Improper sterilization of hospital tools is yet another substantial source of superbug growth. When the bacteria-infested implements are exposed to light antibiotic doses through improper sterilization, the lingering bacteria develop immunity and are easily passed onto patients. Eventually, these patients suffer through the use of the infected tools for their surgeries and other medical procedures. Simple lapses in hospital sterilization processes have become major causes of superbug spread.

The pressing issue of superbug development requires the cooperation of a large number of scientists and companies from around the world to find solutions and perhaps a panacea.
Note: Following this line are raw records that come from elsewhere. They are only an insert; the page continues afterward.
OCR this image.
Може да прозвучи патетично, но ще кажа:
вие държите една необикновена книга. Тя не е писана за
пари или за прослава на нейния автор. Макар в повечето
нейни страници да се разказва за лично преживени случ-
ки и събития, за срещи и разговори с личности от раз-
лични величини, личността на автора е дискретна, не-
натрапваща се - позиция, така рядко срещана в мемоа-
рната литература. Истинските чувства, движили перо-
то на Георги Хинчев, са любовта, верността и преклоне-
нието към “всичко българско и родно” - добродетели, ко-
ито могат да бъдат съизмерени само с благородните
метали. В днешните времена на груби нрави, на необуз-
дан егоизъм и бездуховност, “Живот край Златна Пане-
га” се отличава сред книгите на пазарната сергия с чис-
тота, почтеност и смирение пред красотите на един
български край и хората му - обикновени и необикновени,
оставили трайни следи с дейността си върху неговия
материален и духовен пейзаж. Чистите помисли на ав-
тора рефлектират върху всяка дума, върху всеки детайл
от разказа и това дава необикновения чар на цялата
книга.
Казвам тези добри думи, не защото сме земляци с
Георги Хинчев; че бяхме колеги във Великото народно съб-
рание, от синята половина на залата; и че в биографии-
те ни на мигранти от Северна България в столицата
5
Currently, the scientific community is pursuing a two-pronged approach of developing new drugs and increasing awareness of the issue. The current strategies for developing new drugs fall into two categories: modifying existing antibiotics or manufacturing entirely novel ones. Searching for microbial genomes in exotic environments is among the innovative strategies being applied to the problem, and new approaches that target individual bacteria may be the key to breaking the vicious cycle of resistance. Programs such as the 10×20 plan by the Infectious Diseases Society of America (ISDA), which calls for the development of ten new and effective antibiotics by 2020, are strong motivations for an increase in research against superbugs.4

In addition to increasing research investment, widespread awareness is required to fight the challenge posed by superbugs. Propagation can be reduced by implementing careful procedures for antibiotic distribution and consumption for humans and animals, as well as by developing and monitoring effective hygiene policies for public settings such as hospitals and animal farms. On Earth Day 2011, the World Health Organization used the theme “resistance to antibiotics,” with the slogan: “No action today, no cure tomorrow”—an appropriate one considering the enormity of the issue of superbugs.6


  1. Associated Press. “Superbug deaths could surpass aids.” MSNBC. Last modified October 16, 2007.
  2. Walsh CT, and Fischbach MA. New ways to squash superbugs. Scientific American. 2009 Jul: 44-51.
  3. Antibiotic resistance: An ecological perspective on an old problem. American Academy of Microbiology. 2008.
  4. The spread of superbugs. The Economist. 2011 Mar 31: 70-72.
  5. Rogers L, Wenderoff J. Human health and industrial farming. Accessed April 12, 2011.
  6. Park A. How to stop the superbugs. Time. 2011 Jun 20: 34-36.